Las Vegas Sun

April 30, 2024

Columnist Scott Dickensheets: Sayonara to the Aladdin—The dip was delicious

THERE WAS serious stuff happening in the Frank Room, or so we heard, but we were too busy watching the ad guy get folded into the Murphy bed to check it out.

That's the kind of nutty, lampshades-on-the-head night it was at the final wingding for the Aladdin, a memorial bash in a 26th floor suite on the last Saturday the doomed hotel was open (it closes for good tonight). There was booze in the bathtub, a Frank Sinatra shrine in the back room, and, over by the big windows, Party Animal and me were hogging the spinach dip, taking in the view of the south Strip.

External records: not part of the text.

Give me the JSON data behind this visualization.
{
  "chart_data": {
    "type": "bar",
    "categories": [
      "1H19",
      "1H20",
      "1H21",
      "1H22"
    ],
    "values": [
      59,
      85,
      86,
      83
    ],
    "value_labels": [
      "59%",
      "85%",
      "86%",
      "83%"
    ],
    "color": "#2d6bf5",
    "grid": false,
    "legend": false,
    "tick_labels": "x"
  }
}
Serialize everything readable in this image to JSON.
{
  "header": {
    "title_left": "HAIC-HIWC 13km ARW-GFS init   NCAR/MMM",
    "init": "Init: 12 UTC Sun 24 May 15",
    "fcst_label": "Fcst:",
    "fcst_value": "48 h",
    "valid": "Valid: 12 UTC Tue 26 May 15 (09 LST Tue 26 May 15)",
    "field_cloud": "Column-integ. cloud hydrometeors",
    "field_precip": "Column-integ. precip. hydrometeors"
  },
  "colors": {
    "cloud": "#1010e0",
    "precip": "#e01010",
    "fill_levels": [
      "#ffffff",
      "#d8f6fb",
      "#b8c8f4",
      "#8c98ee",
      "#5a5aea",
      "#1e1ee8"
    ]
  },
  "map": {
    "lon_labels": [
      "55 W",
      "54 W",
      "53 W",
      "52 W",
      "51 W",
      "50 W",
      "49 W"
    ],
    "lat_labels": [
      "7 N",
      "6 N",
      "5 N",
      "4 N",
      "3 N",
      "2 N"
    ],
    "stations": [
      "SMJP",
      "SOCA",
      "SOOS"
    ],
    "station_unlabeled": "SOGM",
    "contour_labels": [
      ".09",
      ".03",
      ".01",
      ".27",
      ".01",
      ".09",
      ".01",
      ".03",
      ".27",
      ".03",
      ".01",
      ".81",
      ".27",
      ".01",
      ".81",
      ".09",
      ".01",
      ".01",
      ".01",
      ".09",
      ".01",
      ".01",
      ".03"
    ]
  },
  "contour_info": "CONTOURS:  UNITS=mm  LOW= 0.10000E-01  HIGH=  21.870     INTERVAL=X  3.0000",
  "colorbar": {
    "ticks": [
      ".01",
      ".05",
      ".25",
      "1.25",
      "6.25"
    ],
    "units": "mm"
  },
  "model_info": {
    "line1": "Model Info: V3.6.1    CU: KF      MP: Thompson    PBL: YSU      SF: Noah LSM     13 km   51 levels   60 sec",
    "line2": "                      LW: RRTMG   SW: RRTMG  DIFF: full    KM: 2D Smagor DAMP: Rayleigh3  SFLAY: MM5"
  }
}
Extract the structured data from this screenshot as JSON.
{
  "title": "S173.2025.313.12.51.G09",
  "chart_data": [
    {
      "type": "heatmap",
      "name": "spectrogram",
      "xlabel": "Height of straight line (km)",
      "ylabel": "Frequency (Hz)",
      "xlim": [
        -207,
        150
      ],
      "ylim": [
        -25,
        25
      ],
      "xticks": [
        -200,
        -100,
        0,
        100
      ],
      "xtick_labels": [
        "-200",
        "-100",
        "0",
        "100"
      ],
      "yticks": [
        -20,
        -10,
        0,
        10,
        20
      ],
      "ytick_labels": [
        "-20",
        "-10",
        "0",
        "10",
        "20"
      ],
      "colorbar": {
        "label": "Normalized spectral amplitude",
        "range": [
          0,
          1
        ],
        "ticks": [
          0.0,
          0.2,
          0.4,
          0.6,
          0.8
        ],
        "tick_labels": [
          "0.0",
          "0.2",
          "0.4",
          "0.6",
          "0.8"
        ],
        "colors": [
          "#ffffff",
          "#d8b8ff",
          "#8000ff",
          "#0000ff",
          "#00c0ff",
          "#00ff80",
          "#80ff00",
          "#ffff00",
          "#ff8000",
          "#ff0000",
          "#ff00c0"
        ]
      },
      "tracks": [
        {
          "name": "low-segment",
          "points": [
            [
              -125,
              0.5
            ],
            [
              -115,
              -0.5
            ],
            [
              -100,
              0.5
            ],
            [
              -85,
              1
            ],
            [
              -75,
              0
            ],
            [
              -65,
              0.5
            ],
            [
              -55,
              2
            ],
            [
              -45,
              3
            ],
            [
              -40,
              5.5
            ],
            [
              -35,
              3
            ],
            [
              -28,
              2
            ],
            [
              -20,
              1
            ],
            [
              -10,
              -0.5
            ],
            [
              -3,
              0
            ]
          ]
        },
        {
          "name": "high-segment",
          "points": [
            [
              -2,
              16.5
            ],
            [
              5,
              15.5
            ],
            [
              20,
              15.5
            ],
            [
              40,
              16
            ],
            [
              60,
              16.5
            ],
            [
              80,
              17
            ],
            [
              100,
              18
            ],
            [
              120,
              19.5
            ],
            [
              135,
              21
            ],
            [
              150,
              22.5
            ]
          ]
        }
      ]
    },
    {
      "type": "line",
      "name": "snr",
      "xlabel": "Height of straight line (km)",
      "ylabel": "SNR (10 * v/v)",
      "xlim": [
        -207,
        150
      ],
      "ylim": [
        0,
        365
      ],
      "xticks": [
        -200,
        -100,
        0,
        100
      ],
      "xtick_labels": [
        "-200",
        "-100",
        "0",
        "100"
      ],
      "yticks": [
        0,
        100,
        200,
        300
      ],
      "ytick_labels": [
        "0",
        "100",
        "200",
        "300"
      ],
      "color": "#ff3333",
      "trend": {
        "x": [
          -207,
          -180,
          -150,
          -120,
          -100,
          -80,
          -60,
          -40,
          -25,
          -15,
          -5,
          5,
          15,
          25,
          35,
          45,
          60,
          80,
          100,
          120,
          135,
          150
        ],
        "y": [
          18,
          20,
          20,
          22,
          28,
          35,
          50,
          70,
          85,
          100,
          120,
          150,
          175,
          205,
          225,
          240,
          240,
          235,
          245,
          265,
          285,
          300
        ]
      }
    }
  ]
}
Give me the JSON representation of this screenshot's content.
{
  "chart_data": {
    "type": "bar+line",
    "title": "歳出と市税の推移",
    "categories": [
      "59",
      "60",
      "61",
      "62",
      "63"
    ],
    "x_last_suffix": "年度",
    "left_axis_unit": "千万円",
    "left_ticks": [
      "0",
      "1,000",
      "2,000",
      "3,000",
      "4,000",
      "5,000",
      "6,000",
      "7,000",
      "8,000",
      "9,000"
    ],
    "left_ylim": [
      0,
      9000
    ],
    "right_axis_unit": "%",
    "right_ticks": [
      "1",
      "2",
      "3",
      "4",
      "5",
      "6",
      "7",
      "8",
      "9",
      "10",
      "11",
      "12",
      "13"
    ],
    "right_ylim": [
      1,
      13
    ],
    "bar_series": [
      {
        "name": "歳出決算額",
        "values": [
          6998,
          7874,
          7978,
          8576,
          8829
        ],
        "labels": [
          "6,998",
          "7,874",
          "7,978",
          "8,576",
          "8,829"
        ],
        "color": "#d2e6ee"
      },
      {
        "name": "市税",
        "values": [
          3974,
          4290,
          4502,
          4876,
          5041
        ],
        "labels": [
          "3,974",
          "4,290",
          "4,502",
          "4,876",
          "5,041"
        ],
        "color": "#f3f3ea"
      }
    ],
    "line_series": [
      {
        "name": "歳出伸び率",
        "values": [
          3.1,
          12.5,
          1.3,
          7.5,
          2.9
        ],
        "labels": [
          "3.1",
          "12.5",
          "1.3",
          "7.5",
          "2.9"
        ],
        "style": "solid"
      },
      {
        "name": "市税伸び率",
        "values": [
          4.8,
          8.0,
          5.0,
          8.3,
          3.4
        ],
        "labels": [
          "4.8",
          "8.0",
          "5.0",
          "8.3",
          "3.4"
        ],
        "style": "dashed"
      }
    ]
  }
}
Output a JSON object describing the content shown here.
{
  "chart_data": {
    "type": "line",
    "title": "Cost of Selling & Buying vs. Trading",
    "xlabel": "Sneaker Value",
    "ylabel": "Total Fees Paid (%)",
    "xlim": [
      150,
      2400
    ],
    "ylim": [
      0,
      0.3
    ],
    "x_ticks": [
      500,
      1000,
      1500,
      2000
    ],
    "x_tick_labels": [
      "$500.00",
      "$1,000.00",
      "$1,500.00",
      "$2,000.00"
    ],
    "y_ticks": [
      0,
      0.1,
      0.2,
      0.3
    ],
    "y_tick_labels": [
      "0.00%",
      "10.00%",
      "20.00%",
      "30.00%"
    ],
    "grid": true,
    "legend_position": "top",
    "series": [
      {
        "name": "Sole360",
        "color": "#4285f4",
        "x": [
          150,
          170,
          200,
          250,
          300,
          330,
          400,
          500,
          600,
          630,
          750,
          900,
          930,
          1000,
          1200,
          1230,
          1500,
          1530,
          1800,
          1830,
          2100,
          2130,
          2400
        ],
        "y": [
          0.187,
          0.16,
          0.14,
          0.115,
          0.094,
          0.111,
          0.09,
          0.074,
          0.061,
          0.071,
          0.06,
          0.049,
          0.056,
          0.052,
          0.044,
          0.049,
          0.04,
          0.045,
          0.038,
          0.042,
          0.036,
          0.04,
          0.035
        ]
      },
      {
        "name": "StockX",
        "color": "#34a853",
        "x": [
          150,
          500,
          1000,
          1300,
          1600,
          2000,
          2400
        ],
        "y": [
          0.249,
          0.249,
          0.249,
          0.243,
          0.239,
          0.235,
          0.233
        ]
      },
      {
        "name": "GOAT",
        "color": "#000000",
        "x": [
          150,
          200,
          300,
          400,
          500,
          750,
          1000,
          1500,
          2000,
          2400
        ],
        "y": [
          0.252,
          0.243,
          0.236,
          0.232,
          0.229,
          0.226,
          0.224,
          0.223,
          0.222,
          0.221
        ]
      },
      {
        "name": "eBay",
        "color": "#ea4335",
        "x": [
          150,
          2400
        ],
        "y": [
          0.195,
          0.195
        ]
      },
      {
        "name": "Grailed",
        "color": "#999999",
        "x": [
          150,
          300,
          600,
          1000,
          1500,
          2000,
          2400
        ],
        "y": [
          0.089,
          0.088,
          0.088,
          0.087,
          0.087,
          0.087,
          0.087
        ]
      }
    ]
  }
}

The night was already heavy with portents of endings: Not only was the casino going to come down soon, it was also the anniversary of President Kennedy's assassination; rock star Michael Hutchence of INXS had hung himself that day; everyone was waiting for Sinatra to die. And, of course, Wendy's had announced that week it was doing away with its salad bars, the last fast-food chain to do so. This party should be the perfect capper, we thought -- as you know, nothing says "the end" like a bunch of media elite imploded on martinis.

The Aladdin will be the fifth major property to succumb to Vegas' demolition bender, and as I stood there, cracker going soggy under a load of dip, I looked around the room and wondered, Why haven't they blown this dump already?

The suite wasn't too sweet; the flocked ceiling hung low and the carpet was a long-dead shade of blue. "The curtains smell like dirt," someone added. For all I know, the Aladdin set the standard for swank back in JFK's day, but, like the Wendy's salad bar, it had long since outlived its usefulness.

Party Animal could read my thoughts. "This is great dip," he enthused.

The Aladdin's sorry fate was presumably supposed to lend a fin de siecle sparkle to the evening, but mostly it was a bunch of PR guys talking shop and listening to the boombox stylings of Steve and Eydie singing Soundgarden's "Black Hole Sun." One guy gamely permitted himself to be folded into the pull-down bed -- that he didn't get as big a hand as he deserved is perhaps a testament to the pall that news of salad-bar closings can throw over a gathering.

I probably should have felt some remorse at the imminent tumble of another Vegas icon, some chagrin about a town that bulldozes its history instead of preserves it, but Vegas warps your perspective. Just as a $600 million black-glass pyramid strikes me as perfectly normal -- every town ought to have one! -- the notion of plowing the thing under in 20 years no longer seems that weird.

Anyway, not all passings are worth mourning -- will anyone but me remember where they were when they heard about Wendy's? Nor does every relic necessarily lose ground to new times. From the window we could see the MGM Grand, where the Rolling Stones were, at that moment, thrashing in geriatric vigor, able -- unlike the Aladdin -- to convince people they were still worth paying to see.

Party Animal and me never did make it to the Frank Room, and there's only so long a guy can stick around a party for the dip. So midnight found us at a power table in the Sahara Denny's, where we contemplated endings and beginnings and finally reached a carefully considered conclusion: Party Animal would have Moons Over My Hammy, while I ordered a breakfast skillet, eggs over medium. They came scrambled instead. It sure seemed like the end of something to me.